The clock is ticking and costs are seen rising for Reliance Communications Ltd as it struggles to reduce a $7 billion mountain of debt ahead of a major bond redemption next year.
Shares in India’s No. 2 mobile carrier, controlled by Anil Ambani , who ranked 36th on last year’s Forbes global rich list, dropped to a record low this week leaving the company valued at $4.3 billion.
Six straight quarters of falling profits as a tough telecoms market squeezes margins and failed attempts to raise cash are eroding investor confidence in the company, which faces tests with $1.2 billion in convertible debt falling due.
“The competitive landscape for telecoms firms in India is very tough and that’s a problem for Reliance as well,” said Lars Hemmingsen, a Copenhagen-based portfolio manager at Nordea Intia, which manages $260 million worth of Indian shares.
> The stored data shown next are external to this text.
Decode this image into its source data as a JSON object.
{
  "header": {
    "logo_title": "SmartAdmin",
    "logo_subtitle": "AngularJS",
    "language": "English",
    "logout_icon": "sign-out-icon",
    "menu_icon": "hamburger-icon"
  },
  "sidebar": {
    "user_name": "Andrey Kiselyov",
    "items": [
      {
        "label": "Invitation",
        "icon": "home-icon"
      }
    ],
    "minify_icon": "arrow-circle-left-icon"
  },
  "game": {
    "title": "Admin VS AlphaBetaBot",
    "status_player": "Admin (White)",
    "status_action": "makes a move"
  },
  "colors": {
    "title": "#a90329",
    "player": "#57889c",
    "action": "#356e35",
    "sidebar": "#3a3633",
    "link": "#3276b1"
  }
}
“What makes the matter worse for them is huge debt on the balance sheet and weak cash flow. You also have these negative news headlines hitting investor confidence in the firm,” said Hemmingsen, who does not hold Reliance Communications shares.
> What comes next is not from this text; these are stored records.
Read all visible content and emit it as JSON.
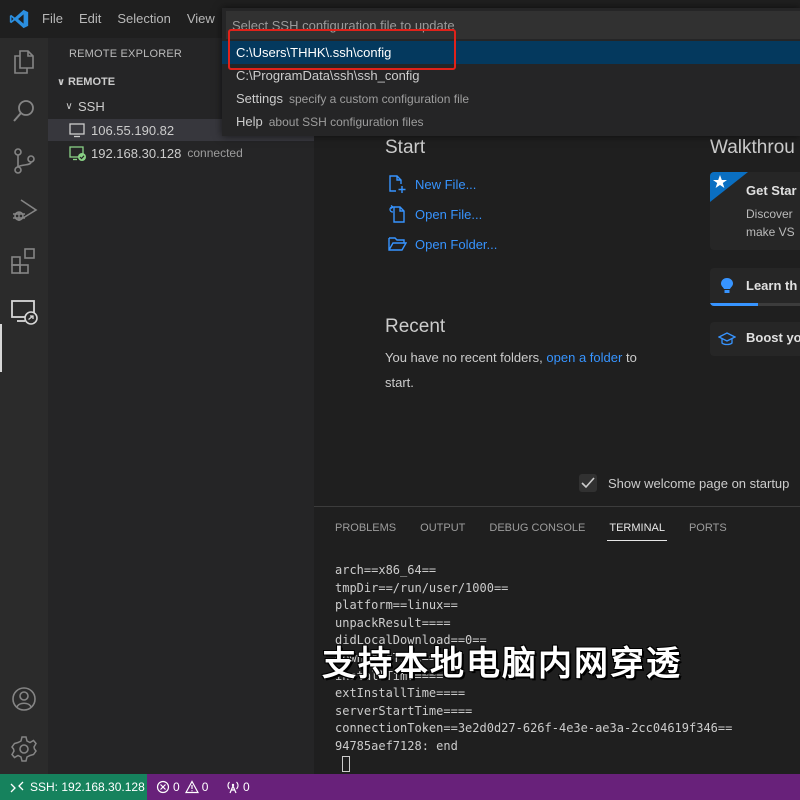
{
  "titlebar": {
    "menu": [
      "File",
      "Edit",
      "Selection",
      "View"
    ]
  },
  "activity_bar": {
    "icons": [
      "explorer-icon",
      "search-icon",
      "source-control-icon",
      "run-debug-icon",
      "extensions-icon",
      "remote-explorer-icon",
      "accounts-icon",
      "settings-gear-icon"
    ],
    "active": "remote-explorer-icon"
  },
  "sidebar": {
    "title": "REMOTE EXPLORER",
    "section": "REMOTE",
    "group": "SSH",
    "hosts": [
      {
        "name": "106.55.190.82",
        "status": "",
        "icon": "monitor-icon"
      },
      {
        "name": "192.168.30.128",
        "status": "connected",
        "icon": "monitor-connected-icon"
      }
    ]
  },
  "quick_pick": {
    "placeholder": "Select SSH configuration file to update",
    "items": [
      {
        "label": "C:\\Users\\THHK\\.ssh\\config",
        "description": "",
        "selected": true
      },
      {
        "label": "C:\\ProgramData\\ssh\\ssh_config",
        "description": ""
      },
      {
        "label": "Settings",
        "description": "specify a custom configuration file"
      },
      {
        "label": "Help",
        "description": "about SSH configuration files"
      }
    ],
    "highlight_color": "#e0221a"
  },
  "welcome": {
    "start_heading": "Start",
    "start_links": [
      {
        "label": "New File...",
        "icon": "new-file-icon"
      },
      {
        "label": "Open File...",
        "icon": "open-file-icon"
      },
      {
        "label": "Open Folder...",
        "icon": "open-folder-icon"
      }
    ],
    "recent_heading": "Recent",
    "recent_text_before": "You have no recent folders,",
    "recent_link": "open a folder",
    "recent_text_after": "to start.",
    "walkthroughs_heading": "Walkthrou",
    "walkthroughs": [
      {
        "title": "Get Star",
        "description": [
          "Discover",
          "make VS"
        ],
        "icon": "star-icon"
      },
      {
        "title": "Learn th",
        "icon": "lightbulb-icon",
        "progress": 0.4
      },
      {
        "title": "Boost yo",
        "icon": "mortarboard-icon"
      }
    ],
    "show_on_startup_label": "Show welcome page on startup",
    "show_on_startup_checked": true
  },
  "panel": {
    "tabs": [
      "PROBLEMS",
      "OUTPUT",
      "DEBUG CONSOLE",
      "TERMINAL",
      "PORTS"
    ],
    "active_tab": "TERMINAL",
    "terminal_lines": [
      "arch==x86_64==",
      "tmpDir==/run/user/1000==",
      "platform==linux==",
      "unpackResult====",
      "didLocalDownload==0==",
      "downloadTime====",
      "installTime====",
      "extInstallTime====",
      "serverStartTime====",
      "connectionToken==3e2d0d27-626f-4e3e-ae3a-2cc04619f346==",
      "94785aef7128: end"
    ]
  },
  "overlay_caption": "支持本地电脑内网穿透",
  "status_bar": {
    "remote": "SSH: 192.168.30.128",
    "errors": "0",
    "warnings": "0",
    "ports": "0",
    "remote_color": "#16825d",
    "bar_color": "#68217a"
  }
}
In February, Ambani became the highest-profile executive to be questioned by federal police investigating a telecoms fraud that state auditors say cost the government $39 billion in lost revenues.
No executives from Reliance Communications have been charged and the company has denied any wrongdoing.
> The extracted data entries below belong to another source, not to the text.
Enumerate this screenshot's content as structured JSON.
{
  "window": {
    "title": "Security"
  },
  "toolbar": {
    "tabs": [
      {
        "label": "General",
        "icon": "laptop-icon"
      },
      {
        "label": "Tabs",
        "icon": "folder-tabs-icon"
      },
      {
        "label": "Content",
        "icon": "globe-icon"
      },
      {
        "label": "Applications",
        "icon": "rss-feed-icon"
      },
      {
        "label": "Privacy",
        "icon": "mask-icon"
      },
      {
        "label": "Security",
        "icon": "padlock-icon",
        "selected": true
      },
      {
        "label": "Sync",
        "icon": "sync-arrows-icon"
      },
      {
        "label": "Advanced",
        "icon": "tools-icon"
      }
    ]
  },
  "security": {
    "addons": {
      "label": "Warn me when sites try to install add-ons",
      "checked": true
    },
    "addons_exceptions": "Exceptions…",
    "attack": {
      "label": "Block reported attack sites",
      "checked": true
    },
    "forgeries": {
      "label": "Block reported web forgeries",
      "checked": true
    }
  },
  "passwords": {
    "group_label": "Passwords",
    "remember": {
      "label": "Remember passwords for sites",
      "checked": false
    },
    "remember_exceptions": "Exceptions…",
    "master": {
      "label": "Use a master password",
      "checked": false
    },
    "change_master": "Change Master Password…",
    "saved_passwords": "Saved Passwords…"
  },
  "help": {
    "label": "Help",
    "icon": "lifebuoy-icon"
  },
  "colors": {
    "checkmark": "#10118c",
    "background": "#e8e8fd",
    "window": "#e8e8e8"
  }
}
Last year, Reliance Communications attempted to sell a 26 percent stake in itself to pare debt. But it found no takers.
A plan to float its tower unit in an initial public offering also failed to take off and a deal to merge its tower arm with a rival collapsed.
Reliance Communications is battling a fast-growing but ferociously competitive Indian cellular market in which call charges have fallen and operational costs have risen, triggering declines in margins, while regulatory worries have also increased.
The shares have fallen about 35 percent this year, making them the eighth worst performer globally among large capitalised firms.
On Feb 9 alone, shares in six companies of Reliance ADA, Ambani’s conglomerate, dropped suddenly to wipe $2.5 billion off its market value. The billionaire blamed “baseless and motivated rumours” for the drop.
The cost of insuring against debt default in Reliance Communications through credit default swaps (CDS) has risen 90 basis points this year to 525 basis points.
That’s an insurance premium of $525,000 for every $10 million of debt and has risen as markets focused on about $1.2 billion of convertible bonds in Reliance Communications that will mature by March 2012.
“If you look globally, the appetite for new issues is pretty low and this company has so many problems. I think the terms of refinancing would be stiff because the company’s cash flow continues to be very weak,” said Thorsten Vetter, a portfolio manager at Flossbach & Von Storch in Cologne, Germany, who last year sold Reliance Communications bonds maturing in 2012.
Two convertible bonds are due over the next 12 months but investors are unlikely to convert their holdings into equity following the fall in the share price to 93 rupees.